Now, after many years, I saw it first quietly by moonlight
after watching the sunset from the summit of the great pylon. That was a
pageant worth more than the Khedive's.
I was in the air; had something of the released feeling I have often
known upon the tower of Biskra, looking out toward evening to the Sahara
spaces. But here I was not confronted with an immensity of nature, but
with a gleaming river and an immensity of man. Beneath me was the native
village, in the heart of daylight dusty and unkempt, but now becoming
charged with velvety beauty, with the soft and heavy mystery that at
evening is born among great palm-trees. Along the path that led from
it, coming toward the avenue of sphinxes with ram's-heads that watch for
ever before the temple door, a great white camel stepped, its rider a
tiny child with a close, white cap upon his head. The child was singing
to the glory of the sunset, or was it to the glory of Amun, "the hidden
one," once the local god of Thebes, to whom the grandest temple in
the world was dedicated?
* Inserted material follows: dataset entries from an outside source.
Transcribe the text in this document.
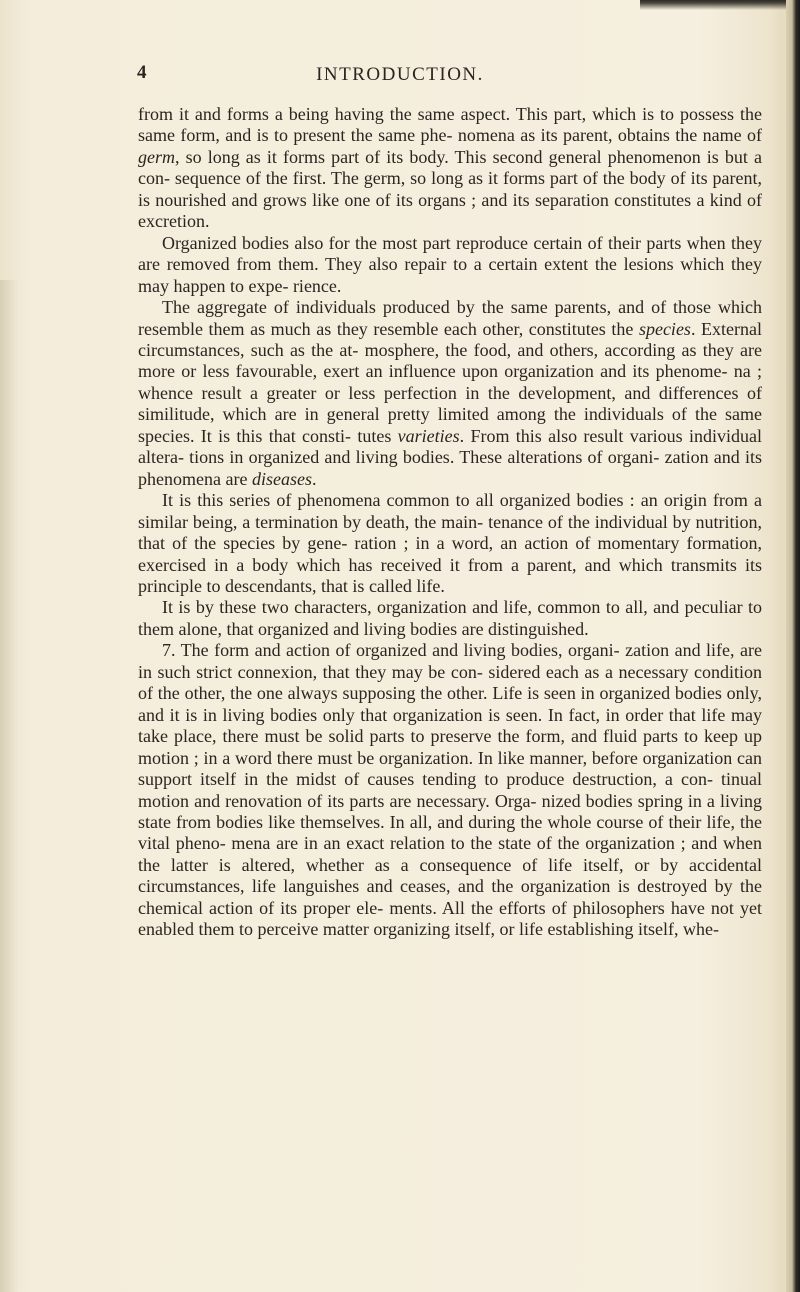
4	INTRODUCTION.

from it and forms a being having the same aspect. This part, which is to possess the same form, and is to present the same phe- nomena as its parent, obtains the name of germ, so long as it forms part of its body. This second general phenomenon is but a con- sequence of the first. The germ, so long as it forms part of the body of its parent, is nourished and grows like one of its organs ; and its separation constitutes a kind of excretion.

Organized bodies also for the most part reproduce certain of their parts when they are removed from them. They also repair to a certain extent the lesions which they may happen to expe- rience.

The aggregate of individuals produced by the same parents, and of those which resemble them as much as they resemble each other, constitutes the species. External circumstances, such as the at- mosphere, the food, and others, according as they are more or less favourable, exert an influence upon organization and its phenome- na ; whence result a greater or less perfection in the development, and differences of similitude, which are in general pretty limited among the individuals of the same species. It is this that consti- tutes varieties. From this also result various individual altera- tions in organized and living bodies. These alterations of organi- zation and its phenomena are diseases.

It is this series of phenomena common to all organized bodies : an origin from a similar being, a termination by death, the main- tenance of the individual by nutrition, that of the species by gene- ration ; in a word, an action of momentary formation, exercised in a body which has received it from a parent, and which transmits its principle to descendants, that is called life.

It is by these two characters, organization and life, common to all, and peculiar to them alone, that organized and living bodies are distinguished.

7. The form and action of organized and living bodies, organi- zation and life, are in such strict connexion, that they may be con- sidered each as a necessary condition of the other, the one always supposing the other. Life is seen in organized bodies only, and it is in living bodies only that organization is seen. In fact, in order that life may take place, there must be solid parts to preserve the form, and fluid parts to keep up motion ; in a word there must be organization. In like manner, before organization can support itself in the midst of causes tending to produce destruction, a con- tinual motion and renovation of its parts are necessary. Orga- nized bodies spring in a living state from bodies like themselves. In all, and during the whole course of their life, the vital pheno- mena are in an exact relation to the state of the organization ; and when the latter is altered, whether as a consequence of life itself, or by accidental circumstances, life languishes and ceases, and the organization is destroyed by the chemical action of its proper ele- ments. All the efforts of philosophers have not yet enabled them to perceive matter organizing itself, or life establishing itself, whe-
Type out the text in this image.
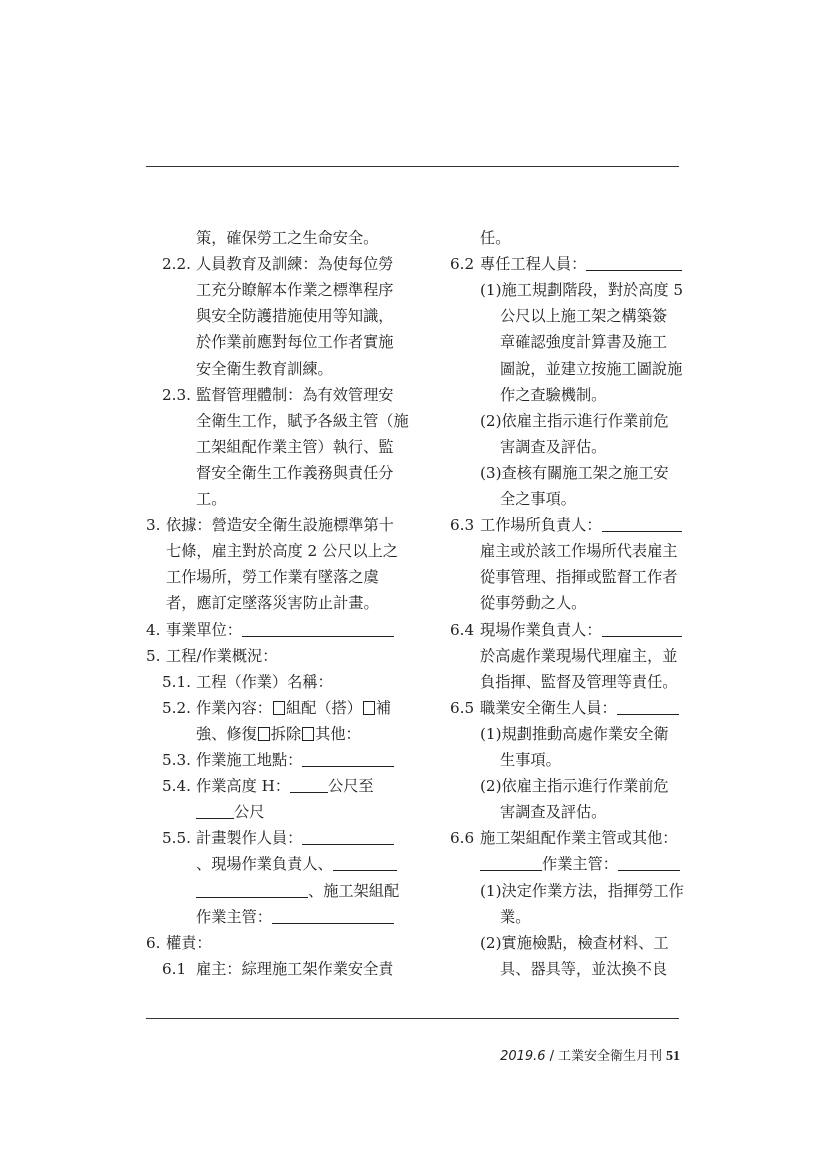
策，確保勞工之生命安全。
2.2. 人員教育及訓練：為使每位勞
工充分瞭解本作業之標準程序
與安全防護措施使用等知識，
於作業前應對每位工作者實施
安全衛生教育訓練。
2.3. 監督管理體制：為有效管理安
全衛生工作，賦予各級主管（施
工架組配作業主管）執行、監
督安全衛生工作義務與責任分
工。
3. 依據：營造安全衛生設施標準第十
七條，雇主對於高度 2 公尺以上之
工作場所，勞工作業有墜落之虞
者，應訂定墜落災害防止計畫。
4. 事業單位：
5. 工程/作業概況：
5.1. 工程（作業）名稱：
5.2. 作業內容： 組配（搭） 補
強、修復 拆除 其他：
5.3. 作業施工地點：
5.4. 作業高度 H：	公尺至
公尺
5.5. 計畫製作人員：
、現場作業負責人、
、施工架組配
作業主管：
6. 權責：
6.1 雇主：綜理施工架作業安全責
任。
6.2 專任工程人員：
(1)施工規劃階段，對於高度 5
公尺以上施工架之構築簽
章確認強度計算書及施工
圖說，並建立按施工圖說施
作之查驗機制。
(2)依雇主指示進行作業前危
害調查及評估。
(3)查核有關施工架之施工安
全之事項。
6.3 工作場所負責人：
雇主或於該工作場所代表雇主
從事管理、指揮或監督工作者
從事勞動之人。
6.4 現場作業負責人：
於高處作業現場代理雇主，並
負指揮、監督及管理等責任。
6.5 職業安全衛生人員：
(1)規劃推動高處作業安全衛
生事項。
(2)依雇主指示進行作業前危
害調查及評估。
6.6 施工架組配作業主管或其他：
作業主管：
(1)決定作業方法，指揮勞工作
業。
(2)實施檢點，檢查材料、工
具、器具等，並汰換不良
2019.6 / 工業安全衛生月刊 51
I listen to the childish, quavering voice,
twittering almost like a bird, and one word alone came up to me--the
word one hears in Egypt from all the lips that speak and sing: from the
Nubians round their fires at night, from the little boatmen of the lower
reaches of the Nile, from the Bedouins of the desert, and the donkey
boys of the villages, from the sheikh who reads one's future in water
spilt on a plate, and the Bisharin with buttered curls who runs to sell
one beads from his tent among the sand-dunes.